In three days, I have attended workshops on new writing units, on how to develop specific traits of writing, of how to implement and assess our word study program, and on how to align IEPs with the Common Core. I have attended workshops on educational apps, specific electronic reading programs, Smartboard applications, and technology integration. I'm worried that I'm missing some. Since I presented at one of the workshops about productivity apps and Twitter, I also spent time studying and developing a cohesive presentation for attendees. Tomorrow, I will finish the year with conversations and meetings that focus on end of the year learning reflections.
If my brain were a muscle, it would need a massage.
Please don't hear that as a complaint, though, because as I sit in front of my laptop, I have so many ideas for blog posts that I'm not sure where to begin and I am really excited about all of them. I will definitely write more about the next few days, maybe even tonight, but I want to focus for a moment on a comment I heard a teacher say today during lunch.
"I understand how students must feel at the end of the day when they have sat and had information and learning coming at them all day," she said.
What a powerful reflection! Her comment made me really think about myself as a learner and I hope that I will remember some of my thoughts and realizations it inspired. Most of these thoughts aren't new realizations but I'm not sure that I have ever explicitly tried to write them down:
- I need time to process. I need time to play with the information that has come my way and work it into my thinking via my own individualized learning trails and schema.
- Agendas helped me a lot. I definitely felt more invested and engaged when I had a sense of what was coming next in the presentations. If there was a paper powerpoint to follow along, that was even better.
- I tend to wiggle. When the workshops were longer than 45 minutes, I found myself changing positions, stretching, doing unobtrusive (I hope) chair push-ups, and even getting up for a not-entirely-necessary bathroom trip or water break. These movements helped me pay better attention.

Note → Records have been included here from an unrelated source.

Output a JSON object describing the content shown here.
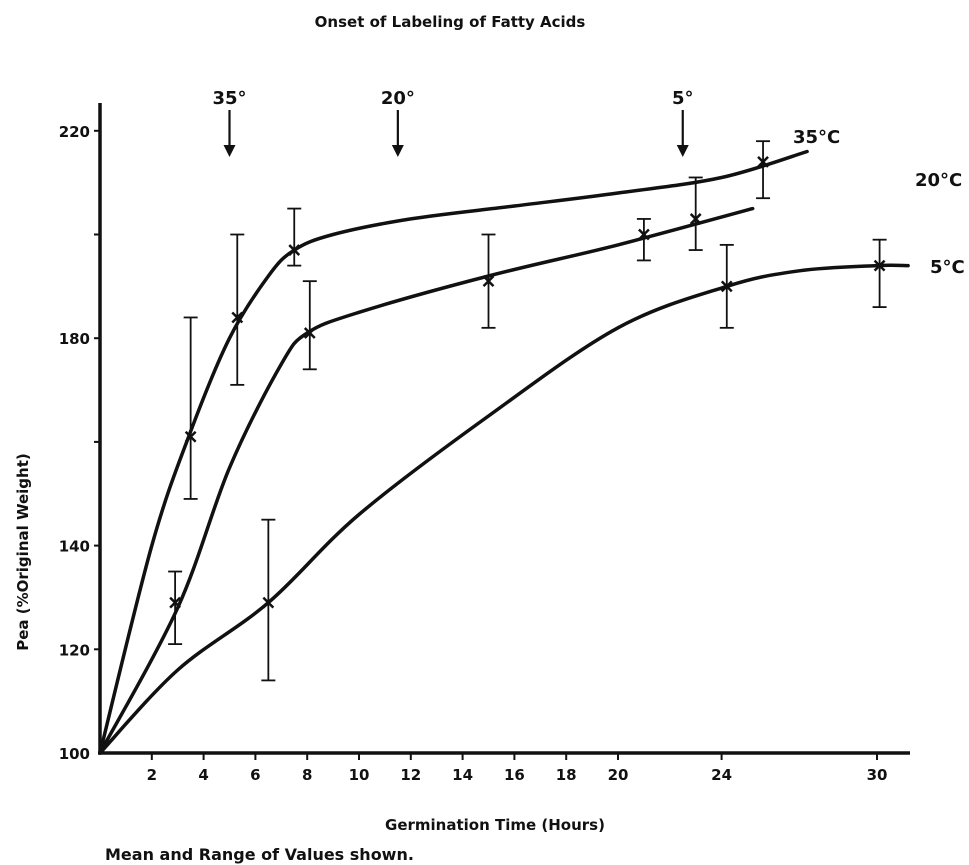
{
  "chart_data": {
    "type": "line",
    "title": "Onset of Labeling of Fatty Acids",
    "xlabel": "Germination Time (Hours)",
    "ylabel": "Pea (%Original Weight)",
    "footnote": "Mean and Range of Values shown.",
    "x_ticks": [
      2,
      4,
      6,
      8,
      10,
      12,
      14,
      16,
      18,
      20,
      24,
      30
    ],
    "y_ticks": [
      100,
      120,
      140,
      180,
      220
    ],
    "xlim": [
      0,
      32
    ],
    "ylim": [
      100,
      225
    ],
    "grid": false,
    "legend": "inline labels at line ends",
    "onset_markers": [
      {
        "label": "35°",
        "x": 5.0
      },
      {
        "label": "20°",
        "x": 11.5
      },
      {
        "label": "5°",
        "x": 22.5
      }
    ],
    "series": [
      {
        "name": "35°C",
        "curve": [
          [
            0,
            100
          ],
          [
            2,
            140
          ],
          [
            3.5,
            162
          ],
          [
            5,
            180
          ],
          [
            6.5,
            192
          ],
          [
            7.5,
            197
          ],
          [
            9,
            200
          ],
          [
            12,
            203
          ],
          [
            16,
            205.5
          ],
          [
            20,
            208
          ],
          [
            24,
            211
          ],
          [
            27.3,
            216
          ]
        ],
        "points": [
          {
            "x": 3.5,
            "y": 161,
            "low": 149,
            "high": 184
          },
          {
            "x": 5.3,
            "y": 184,
            "low": 171,
            "high": 200
          },
          {
            "x": 7.5,
            "y": 197,
            "low": 194,
            "high": 205
          },
          {
            "x": 25.6,
            "y": 214,
            "low": 207,
            "high": 218
          }
        ]
      },
      {
        "name": "20°C",
        "curve": [
          [
            0,
            100
          ],
          [
            3,
            128
          ],
          [
            5,
            155
          ],
          [
            7,
            175
          ],
          [
            8,
            181
          ],
          [
            10,
            185
          ],
          [
            15,
            192
          ],
          [
            20,
            198
          ],
          [
            25.2,
            205
          ]
        ],
        "points": [
          {
            "x": 2.9,
            "y": 129,
            "low": 121,
            "high": 135
          },
          {
            "x": 8.1,
            "y": 181,
            "low": 174,
            "high": 191
          },
          {
            "x": 15.0,
            "y": 191,
            "low": 182,
            "high": 200
          },
          {
            "x": 21.0,
            "y": 200,
            "low": 195,
            "high": 203
          },
          {
            "x": 23.0,
            "y": 203,
            "low": 197,
            "high": 211
          }
        ]
      },
      {
        "name": "5°C",
        "curve": [
          [
            0,
            100
          ],
          [
            3,
            116
          ],
          [
            6.5,
            129
          ],
          [
            10,
            146
          ],
          [
            15,
            165
          ],
          [
            20,
            182
          ],
          [
            24.2,
            190
          ],
          [
            27,
            193
          ],
          [
            30,
            194
          ],
          [
            31.2,
            194
          ]
        ],
        "points": [
          {
            "x": 6.5,
            "y": 129,
            "low": 114,
            "high": 145
          },
          {
            "x": 24.2,
            "y": 190,
            "low": 182,
            "high": 198
          },
          {
            "x": 30.1,
            "y": 194,
            "low": 186,
            "high": 199
          }
        ]
      }
    ],
    "series_label_text": [
      "35°C",
      "20°C",
      "5°C"
    ]
  }
}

- Multi-tasking sometimes focused me more. If I had my iPad or phone, I was still integrating information if I was checking email or even reading over Twitter feeds. When I write--and as I am writing this now-- I can not multi-task, but when I am in lectures, sometimes I feel like my brain needs the extra stimulation to focus more.

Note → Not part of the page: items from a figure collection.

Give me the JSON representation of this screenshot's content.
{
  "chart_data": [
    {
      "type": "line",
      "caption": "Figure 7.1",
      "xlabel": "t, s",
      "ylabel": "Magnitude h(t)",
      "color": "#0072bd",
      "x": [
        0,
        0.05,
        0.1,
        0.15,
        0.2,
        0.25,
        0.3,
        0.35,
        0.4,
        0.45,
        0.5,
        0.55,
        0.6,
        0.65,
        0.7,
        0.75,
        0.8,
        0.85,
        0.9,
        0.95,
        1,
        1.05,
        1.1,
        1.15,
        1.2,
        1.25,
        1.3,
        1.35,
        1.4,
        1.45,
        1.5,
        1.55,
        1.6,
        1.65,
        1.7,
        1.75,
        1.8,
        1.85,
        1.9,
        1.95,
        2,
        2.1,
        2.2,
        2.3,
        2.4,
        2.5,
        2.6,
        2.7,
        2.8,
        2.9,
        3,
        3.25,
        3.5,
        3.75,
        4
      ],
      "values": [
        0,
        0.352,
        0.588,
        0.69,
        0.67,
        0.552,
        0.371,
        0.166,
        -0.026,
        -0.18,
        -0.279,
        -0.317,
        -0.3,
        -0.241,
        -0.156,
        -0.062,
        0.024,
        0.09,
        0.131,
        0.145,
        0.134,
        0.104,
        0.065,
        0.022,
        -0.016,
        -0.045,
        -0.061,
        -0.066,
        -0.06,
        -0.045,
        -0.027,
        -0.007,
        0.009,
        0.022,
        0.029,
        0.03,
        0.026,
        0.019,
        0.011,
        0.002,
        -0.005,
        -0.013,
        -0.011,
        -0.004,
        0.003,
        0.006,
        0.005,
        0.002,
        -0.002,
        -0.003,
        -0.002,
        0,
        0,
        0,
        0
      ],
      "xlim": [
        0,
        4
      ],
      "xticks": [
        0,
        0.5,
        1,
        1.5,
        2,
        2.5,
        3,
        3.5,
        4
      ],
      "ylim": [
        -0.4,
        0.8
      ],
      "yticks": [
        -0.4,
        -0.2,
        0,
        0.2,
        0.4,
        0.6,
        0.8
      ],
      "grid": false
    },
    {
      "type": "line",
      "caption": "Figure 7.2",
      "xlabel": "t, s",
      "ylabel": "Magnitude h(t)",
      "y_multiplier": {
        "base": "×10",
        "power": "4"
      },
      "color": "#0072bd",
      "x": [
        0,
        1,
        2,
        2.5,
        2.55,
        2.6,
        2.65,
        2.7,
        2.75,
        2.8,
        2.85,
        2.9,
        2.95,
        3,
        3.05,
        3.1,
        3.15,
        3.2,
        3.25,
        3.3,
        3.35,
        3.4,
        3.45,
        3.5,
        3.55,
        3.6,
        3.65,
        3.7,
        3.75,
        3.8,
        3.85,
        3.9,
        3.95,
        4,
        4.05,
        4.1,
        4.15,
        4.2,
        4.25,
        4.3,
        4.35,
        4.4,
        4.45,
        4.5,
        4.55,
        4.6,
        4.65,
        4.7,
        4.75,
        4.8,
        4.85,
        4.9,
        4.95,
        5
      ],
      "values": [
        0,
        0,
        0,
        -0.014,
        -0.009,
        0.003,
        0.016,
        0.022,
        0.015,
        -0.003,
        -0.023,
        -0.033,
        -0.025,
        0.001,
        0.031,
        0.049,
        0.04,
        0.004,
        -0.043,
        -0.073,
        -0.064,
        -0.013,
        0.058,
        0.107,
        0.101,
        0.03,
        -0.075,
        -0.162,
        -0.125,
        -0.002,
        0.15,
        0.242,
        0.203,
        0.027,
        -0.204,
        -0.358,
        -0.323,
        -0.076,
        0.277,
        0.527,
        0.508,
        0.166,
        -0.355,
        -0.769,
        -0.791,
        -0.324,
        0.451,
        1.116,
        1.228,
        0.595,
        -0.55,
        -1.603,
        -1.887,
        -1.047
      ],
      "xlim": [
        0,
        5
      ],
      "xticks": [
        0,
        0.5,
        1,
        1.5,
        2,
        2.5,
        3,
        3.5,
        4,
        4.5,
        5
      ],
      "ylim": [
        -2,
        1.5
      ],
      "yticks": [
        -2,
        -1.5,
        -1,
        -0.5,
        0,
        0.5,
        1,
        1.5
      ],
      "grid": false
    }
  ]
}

- Conversations and opportunities for collaboration are powerful learning tools for me. The side conversations were valuable for me as a learner and I hope not distracting to the presenters. For any presenter who is reading this, please know that there were many times when my conversations were the off-shoot of the inspiration or positive challenge to my thinking that you provided!
- I completely appreciate time to unwind and gather my thoughts and I was really grateful that today's technology conference offered opportunities to reflect and regroup.
- Laughter helped me learn. Learning is intense and finding humor relieved that intensity. Maybe the relief let me go back at the learning--I'm not sure how that works--but I definitely am remembering the learning that combined laughing as I sit here in front of this blog.
I will revisit this post in the fall when students return to the classrooms and have information, routines, expectations, and lessons coming at them with full force--I'm actually putting this task on my calendar! I need to remember the feeling of having a brain so full that any additional information will come out my ears. I'm betting that students share many of my experiences from the last three days and I will work hard to remember how exhausting sitting and learning can be.